El Senado regresa: 60 legisladores reciben credenciales para la Cámara Alta
El JNE oficializa la composición del nuevo Senado que volverá a funcionar tras más de 30 años de ausencia en el sistema legislativo del país.
Imagen: El Comercio
Lo esencial
- El JNE entregó credenciales a 60 senadores electos en 2026
- Marca el retorno del Senado tras más de 30 años de ausencia
- Implementa nuevamente un sistema legislativo bicameral en el país
El Jurado Nacional de Elecciones (JNE) entregó este jueves las credenciales a los 60 senadores electos en los comicios generales de 2026, materializando así el retorno de la Cámara Alta al sistema legislativo nacional. Este acto formal marca un hito institucional tras más de tres décadas de funcionamiento exclusivo del Congreso Unicameral, consolidando una transformación estructural del Parlamento que había sido aprobada en procesos electorales anteriores.
La restitución del sistema bicameral representa un cambio significativo en la arquitectura legislativa del país. La ausencia de una segunda cámara durante más de 30 años fue consecuencia de reformas constitucionales implementadas en la década de 1990, que buscaban modernizar la estructura parlamentaria. Con el retorno del Senado, el proceso de elaboración de leyes incorporará nuevamente un nivel adicional de revisión y debate, modificando los tiempos y procedimientos legislativos establecidos durante el período unicameral.
Composición y funciones de la nueva Cámara Alta
Los 60 senadores electos provienen de diferentes fuerzas políticas y regiones del país, reflejando la pluralidad manifestada en las urnas. La distribución de curules en la Cámara Alta responde a criterios de representación proporcional y circunscripciones geográficas que buscan garantizar una participación equilibrada de distintas zonas del territorio nacional. Con estos legisladores, el Senado contará con las atribuciones que tradicionalmente caracterizaron a esta institución, incluyendo funciones de ratificación, control y formulación de políticas públicas.

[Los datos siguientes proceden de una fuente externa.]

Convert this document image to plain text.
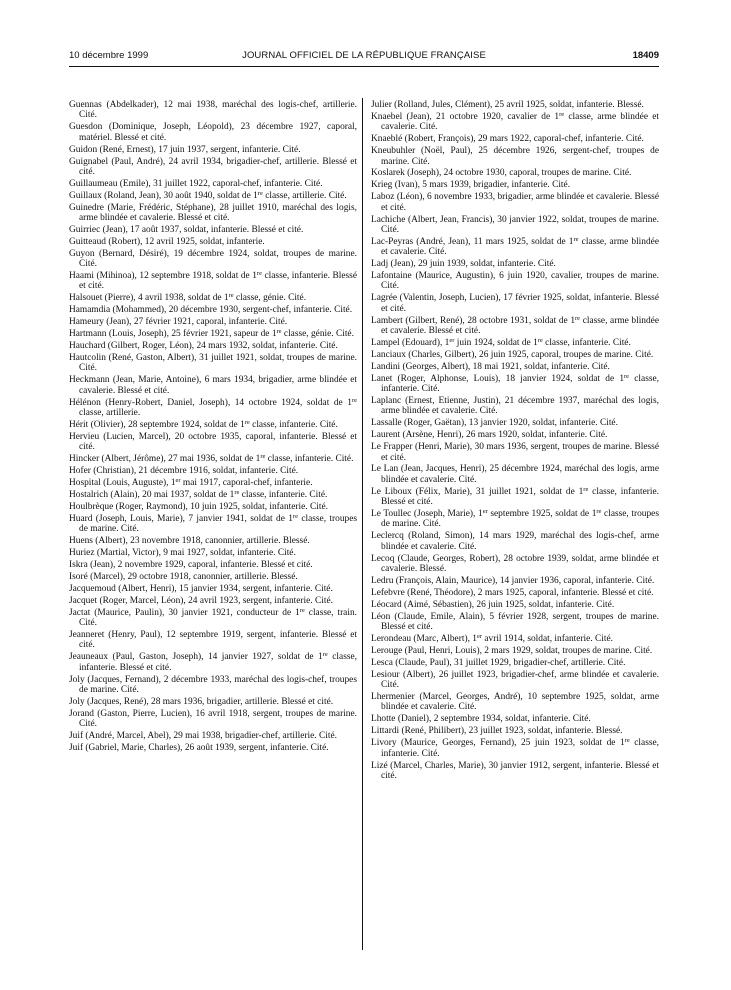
10 décembre 1999	JOURNAL OFFICIEL DE LA RÉPUBLIQUE FRANÇAISE	18409

Guennas (Abdelkader), 12 mai 1938, maréchal des logis-chef, artillerie. Cité.

Guesdon (Dominique, Joseph, Léopold), 23 décembre 1927, caporal, matériel. Blessé et cité.

Guidon (René, Ernest), 17 juin 1937, sergent, infanterie. Cité.

Guignabel (Paul, André), 24 avril 1934, brigadier-chef, artillerie. Blessé et cité.

Guillaumeau (Emile), 31 juillet 1922, caporal-chef, infanterie. Cité.

Guillaux (Roland, Jean), 30 août 1940, soldat de 1re classe, artillerie. Cité.

Guinedre (Marie, Frédéric, Stéphane), 28 juillet 1910, maréchal des logis, arme blindée et cavalerie. Blessé et cité.

Guirriec (Jean), 17 août 1937, soldat, infanterie. Blessé et cité.

Guitteaud (Robert), 12 avril 1925, soldat, infanterie.

Guyon (Bernard, Désiré), 19 décembre 1924, soldat, troupes de marine. Cité.

Haami (Mihinoa), 12 septembre 1918, soldat de 1re classe, infanterie. Blessé et cité.

Halsouet (Pierre), 4 avril 1938, soldat de 1re classe, génie. Cité.

Hamamdia (Mohammed), 20 décembre 1930, sergent-chef, infanterie. Cité.

Hameury (Jean), 27 février 1921, caporal, infanterie. Cité.

Hartmann (Louis, Joseph), 25 février 1921, sapeur de 1re classe, génie. Cité.

Hauchard (Gilbert, Roger, Léon), 24 mars 1932, soldat, infanterie. Cité.

Hautcolin (René, Gaston, Albert), 31 juillet 1921, soldat, troupes de marine. Cité.

Heckmann (Jean, Marie, Antoine), 6 mars 1934, brigadier, arme blindée et cavalerie. Blessé et cité.

Hélénon (Henry-Robert, Daniel, Joseph), 14 octobre 1924, soldat de 1re classe, artillerie.

Hérit (Olivier), 28 septembre 1924, soldat de 1re classe, infanterie. Cité.

Hervieu (Lucien, Marcel), 20 octobre 1935, caporal, infanterie. Blessé et cité.

Hincker (Albert, Jérôme), 27 mai 1936, soldat de 1re classe, infanterie. Cité.

Hofer (Christian), 21 décembre 1916, soldat, infanterie. Cité.

Hospital (Louis, Auguste), 1er mai 1917, caporal-chef, infanterie.

Hostalrich (Alain), 20 mai 1937, soldat de 1re classe, infanterie. Cité.

Houlbrèque (Roger, Raymond), 10 juin 1925, soldat, infanterie. Cité.

Huard (Joseph, Louis, Marie), 7 janvier 1941, soldat de 1re classe, troupes de marine. Cité.

Huens (Albert), 23 novembre 1918, canonnier, artillerie. Blessé.

Huriez (Martial, Victor), 9 mai 1927, soldat, infanterie. Cité.

Iskra (Jean), 2 novembre 1929, caporal, infanterie. Blessé et cité.

Isoré (Marcel), 29 octobre 1918, canonnier, artillerie. Blessé.

Jacquemoud (Albert, Henri), 15 janvier 1934, sergent, infanterie. Cité.

Jacquet (Roger, Marcel, Léon), 24 avril 1923, sergent, infanterie. Cité.

Jactat (Maurice, Paulin), 30 janvier 1921, conducteur de 1re classe, train. Cité.

Jeanneret (Henry, Paul), 12 septembre 1919, sergent, infanterie. Blessé et cité.

Jeauneaux (Paul, Gaston, Joseph), 14 janvier 1927, soldat de 1re classe, infanterie. Blessé et cité.

Joly (Jacques, Fernand), 2 décembre 1933, maréchal des logis-chef, troupes de marine. Cité.

Joly (Jacques, René), 28 mars 1936, brigadier, artillerie. Blessé et cité.

Jorand (Gaston, Pierre, Lucien), 16 avril 1918, sergent, troupes de marine. Cité.

Juif (André, Marcel, Abel), 29 mai 1938, brigadier-chef, artillerie. Cité.

Juif (Gabriel, Marie, Charles), 26 août 1939, sergent, infanterie. Cité.

Julier (Rolland, Jules, Clément), 25 avril 1925, soldat, infanterie. Blessé.

Knaebel (Jean), 21 octobre 1920, cavalier de 1re classe, arme blindée et cavalerie. Cité.

Knaeblé (Robert, François), 29 mars 1922, caporal-chef, infanterie. Cité.

Kneubuhler (Noël, Paul), 25 décembre 1926, sergent-chef, troupes de marine. Cité.

Koslarek (Joseph), 24 octobre 1930, caporal, troupes de marine. Cité.

Krieg (Ivan), 5 mars 1939, brigadier, infanterie. Cité.

Laboz (Léon), 6 novembre 1933, brigadier, arme blindée et cavalerie. Blessé et cité.

Lachiche (Albert, Jean, Francis), 30 janvier 1922, soldat, troupes de marine. Cité.

Lac-Peyras (André, Jean), 11 mars 1925, soldat de 1re classe, arme blindée et cavalerie. Cité.

Ladj (Jean), 29 juin 1939, soldat, infanterie. Cité.

Lafontaine (Maurice, Augustin), 6 juin 1920, cavalier, troupes de marine. Cité.

Lagrée (Valentin, Joseph, Lucien), 17 février 1925, soldat, infanterie. Blessé et cité.

Lambert (Gilbert, René), 28 octobre 1931, soldat de 1re classe, arme blindée et cavalerie. Blessé et cité.

Lampel (Edouard), 1er juin 1924, soldat de 1re classe, infanterie. Cité.

Lanciaux (Charles, Gilbert), 26 juin 1925, caporal, troupes de marine. Cité.

Landini (Georges, Albert), 18 mai 1921, soldat, infanterie. Cité.

Lanet (Roger, Alphonse, Louis), 18 janvier 1924, soldat de 1re classe, infanterie. Cité.

Laplanc (Ernest, Etienne, Justin), 21 décembre 1937, maréchal des logis, arme blindée et cavalerie. Cité.

Lassalle (Roger, Gaëtan), 13 janvier 1920, soldat, infanterie. Cité.

Laurent (Arsène, Henri), 26 mars 1920, soldat, infanterie. Cité.

Le Frapper (Henri, Marie), 30 mars 1936, sergent, troupes de marine. Blessé et cité.

Le Lan (Jean, Jacques, Henri), 25 décembre 1924, maréchal des logis, arme blindée et cavalerie. Cité.

Le Liboux (Félix, Marie), 31 juillet 1921, soldat de 1re classe, infanterie. Blessé et cité.

Le Toullec (Joseph, Marie), 1er septembre 1925, soldat de 1re classe, troupes de marine. Cité.

Leclercq (Roland, Simon), 14 mars 1929, maréchal des logis-chef, arme blindée et cavalerie. Cité.

Lecoq (Claude, Georges, Robert), 28 octobre 1939, soldat, arme blindée et cavalerie. Blessé.

Ledru (François, Alain, Maurice), 14 janvier 1936, caporal, infanterie. Cité.

Lefebvre (René, Théodore), 2 mars 1925, caporal, infanterie. Blessé et cité.

Léocard (Aimé, Sébastien), 26 juin 1925, soldat, infanterie. Cité.

Léon (Claude, Emile, Alain), 5 février 1928, sergent, troupes de marine. Blessé et cité.

Lerondeau (Marc, Albert), 1er avril 1914, soldat, infanterie. Cité.

Lerouge (Paul, Henri, Louis), 2 mars 1929, soldat, troupes de marine. Cité.

Lesca (Claude, Paul), 31 juillet 1929, brigadier-chef, artillerie. Cité.

Lesiour (Albert), 26 juillet 1923, brigadier-chef, arme blindée et cavalerie. Cité.

Lhermenier (Marcel, Georges, André), 10 septembre 1925, soldat, arme blindée et cavalerie. Cité.

Lhotte (Daniel), 2 septembre 1934, soldat, infanterie. Cité.

Littardi (René, Philibert), 23 juillet 1923, soldat, infanterie. Blessé.

Livory (Maurice, Georges, Fernand), 25 juin 1923, soldat de 1re classe, infanterie. Cité.

Lizé (Marcel, Charles, Marie), 30 janvier 1912, sergent, infanterie. Blessé et cité.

La implementación del nuevo sistema bicameral implicará ajustes en los procedimientos legislativos vigentes. Las leyes deberán ser revisadas y aprobadas por ambas cámaras, lo que demandará negociaciones entre senadores y diputados, además de mecanismos de resolución de conflictos cuando existan discrepancias. Este esquema pretende fortalecer el control legislativo y garantizar una revisión más exhaustiva de las iniciativas normativas antes de su promulgación.
La oficialización de los senadores mediante la entrega de credenciales por parte del JNE representa el paso final del proceso electoral para la Cámara Alta. A partir de ahora, estos legisladores podrán asumir sus funciones y participar en las comisiones y debates que caracterizan la labor parlamentaria, iniciando así una nueva etapa en la vida institucional del país.